Com o time do Brasil, na quadra do ginásio Capital, Mari, a aniversariante, 25 anos. No roteiro, duas alternativas: tragédia ou glória. O primeiro ponto do Brasil é dela… que não vai numa bola que é sua e 3 a 1 para os EUA no começo da partida…
Fabiana joga muito, 6 a 6. Mari bate por cima do bloqueio, 10 a 9. Paula Pequeno berra a cada ponto, incendeia o time. Fim do primeiro ato, 25 a 15, com 4 pontos de Mari, bem no bloqueio também. Mari erra. Um a zero para os EUA no segundo set. Mari erra na recepção. Erra de novo. EUA 5 a 1.
Tensão na quadra, tensão na porção verde-amarela das arquibancadas. Mari erra escandalosamente na recepção. Oito a três para os EUA. Meu telefone começa a tocar, Brasil e Pequim na linha. A mensagem é a mesma. Do que é publicável, “looser”, “amarelona”, “covarde”…
Sem olhar, num gesto mecânico, Mari bloqueia: 12 a 7. Ainda dá para virar. Mari bate e faz o 9º ponto do Brasil…Mari corta errado, 14 a 9. Não, não é mais apenas tática para impedir que a ponteira fique solta e ataque. Os Estados Unidos conhecem o roteiro, viram e reviram Atenas 2004. Bombardeiam Mari. Todos os saques em cima da número 3 do Brasil.
Mari erra, feio. Estamos a metros da quadra. A tensão entre as jogadoras, o banco, é quase palpável. Quatro anos no inferno, os olhos do Brasil sobre ela. O que pensa Mari enquanto desabam os saques americanos? Depois do jogo ela dirá.Dezessete a treze e novas ligações do Brasil: “Esse cara é louco, essa amarela vai enterrar o Brasil de novo…” José Roberto Guimarães sente o drama nos 18 a 13. Sai Mari, entra Jaqueline. Mari no banco. Zé Roberto está à sua frente, mas não olha. Dá um tempo.

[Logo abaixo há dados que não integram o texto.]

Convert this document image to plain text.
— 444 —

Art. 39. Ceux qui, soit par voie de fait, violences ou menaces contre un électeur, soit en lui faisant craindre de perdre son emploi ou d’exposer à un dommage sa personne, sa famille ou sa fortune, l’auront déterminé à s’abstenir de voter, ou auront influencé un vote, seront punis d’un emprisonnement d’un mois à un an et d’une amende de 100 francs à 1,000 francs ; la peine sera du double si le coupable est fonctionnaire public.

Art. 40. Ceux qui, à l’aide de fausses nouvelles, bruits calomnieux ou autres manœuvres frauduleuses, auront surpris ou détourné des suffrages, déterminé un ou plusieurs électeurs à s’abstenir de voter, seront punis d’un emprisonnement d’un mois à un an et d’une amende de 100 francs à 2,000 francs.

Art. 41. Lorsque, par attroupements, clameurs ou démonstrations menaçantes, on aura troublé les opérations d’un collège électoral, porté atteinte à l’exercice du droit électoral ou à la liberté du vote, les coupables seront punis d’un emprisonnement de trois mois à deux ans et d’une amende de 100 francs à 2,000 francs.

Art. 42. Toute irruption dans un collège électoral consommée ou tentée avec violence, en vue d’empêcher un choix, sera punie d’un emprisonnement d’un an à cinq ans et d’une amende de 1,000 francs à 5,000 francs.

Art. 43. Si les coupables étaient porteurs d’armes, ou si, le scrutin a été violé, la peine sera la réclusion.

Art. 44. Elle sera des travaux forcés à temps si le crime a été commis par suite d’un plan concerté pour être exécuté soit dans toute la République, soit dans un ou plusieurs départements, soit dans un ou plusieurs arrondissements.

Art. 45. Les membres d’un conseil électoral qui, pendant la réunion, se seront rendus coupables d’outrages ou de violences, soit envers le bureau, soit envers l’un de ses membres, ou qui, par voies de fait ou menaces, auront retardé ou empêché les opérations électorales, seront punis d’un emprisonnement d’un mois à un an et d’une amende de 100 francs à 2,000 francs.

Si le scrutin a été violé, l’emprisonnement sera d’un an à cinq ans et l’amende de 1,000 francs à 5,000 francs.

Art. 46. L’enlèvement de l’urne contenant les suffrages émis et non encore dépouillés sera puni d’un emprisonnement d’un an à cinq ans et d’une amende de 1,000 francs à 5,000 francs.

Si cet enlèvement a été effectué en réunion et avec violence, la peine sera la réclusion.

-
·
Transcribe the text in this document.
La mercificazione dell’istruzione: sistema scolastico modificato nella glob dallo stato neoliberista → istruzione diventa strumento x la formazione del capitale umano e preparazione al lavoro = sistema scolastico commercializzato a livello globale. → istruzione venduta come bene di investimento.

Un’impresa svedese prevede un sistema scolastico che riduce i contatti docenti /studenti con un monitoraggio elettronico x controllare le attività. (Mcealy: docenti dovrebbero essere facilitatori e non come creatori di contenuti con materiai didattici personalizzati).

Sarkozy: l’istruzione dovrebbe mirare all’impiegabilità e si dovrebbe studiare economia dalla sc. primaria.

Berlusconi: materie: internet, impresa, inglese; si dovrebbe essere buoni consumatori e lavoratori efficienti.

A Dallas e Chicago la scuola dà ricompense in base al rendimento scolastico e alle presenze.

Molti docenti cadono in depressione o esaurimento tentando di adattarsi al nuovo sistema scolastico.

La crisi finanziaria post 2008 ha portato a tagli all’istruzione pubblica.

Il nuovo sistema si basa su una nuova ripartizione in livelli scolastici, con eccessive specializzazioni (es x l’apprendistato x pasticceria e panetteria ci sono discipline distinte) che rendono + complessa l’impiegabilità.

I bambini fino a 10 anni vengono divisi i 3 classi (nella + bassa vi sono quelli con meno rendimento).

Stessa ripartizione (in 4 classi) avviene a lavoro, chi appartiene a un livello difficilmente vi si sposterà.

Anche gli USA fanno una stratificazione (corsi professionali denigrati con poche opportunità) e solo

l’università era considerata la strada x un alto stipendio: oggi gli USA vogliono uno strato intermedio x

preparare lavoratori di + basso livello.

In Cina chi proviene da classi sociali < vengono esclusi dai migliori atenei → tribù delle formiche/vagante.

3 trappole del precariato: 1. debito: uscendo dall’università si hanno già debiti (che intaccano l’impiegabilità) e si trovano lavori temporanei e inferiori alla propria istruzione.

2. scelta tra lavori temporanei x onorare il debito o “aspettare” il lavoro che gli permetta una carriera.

Mari volta com 23 a 16, vacila, e os Estados Unidos fecham: 25 a 18. Terceiro set. Mari 1 a 0. Tensão na quadra. Mari corta e faz 3 a 2… 5 a 3 e segue a tensão na quadra. O time mal se cumprimenta a cada ponto. No saque, os EUA atacam Mari. Ela chama a bola, corta, bloqueia na volta. 7 a 4 para o Brasil. Nono ponto de Sheila e… se ouve o berro. É a Mari, que se solta: “Porra!!! Porra!!!!” Mari e Fabiana sobem no bloqueio, 11 a 6. Mari bate no bloqueio, 13 a 9. Saque em cima da Mari, e erro:13 a 11… Mari arrisca; não vai na bola fora e acerta: 20 a 12. Mari sobe, corta da ponta em diagonal e fecha o terceiro set: 25 a 13. Câmeras, ela no telão do ginásio. O time vibra, ela não move um músculo do rosto.
Cortada da seleção na reta final, agora comentarista do Sport TV, Carol explica: “Dentro da quadra a Mari é assim, é assim que ela se concentra”. Kim Willoughby, grande jogadora dos EUA, finda a partida responderia:
- Sim, sacar em cima dela era determinação tática…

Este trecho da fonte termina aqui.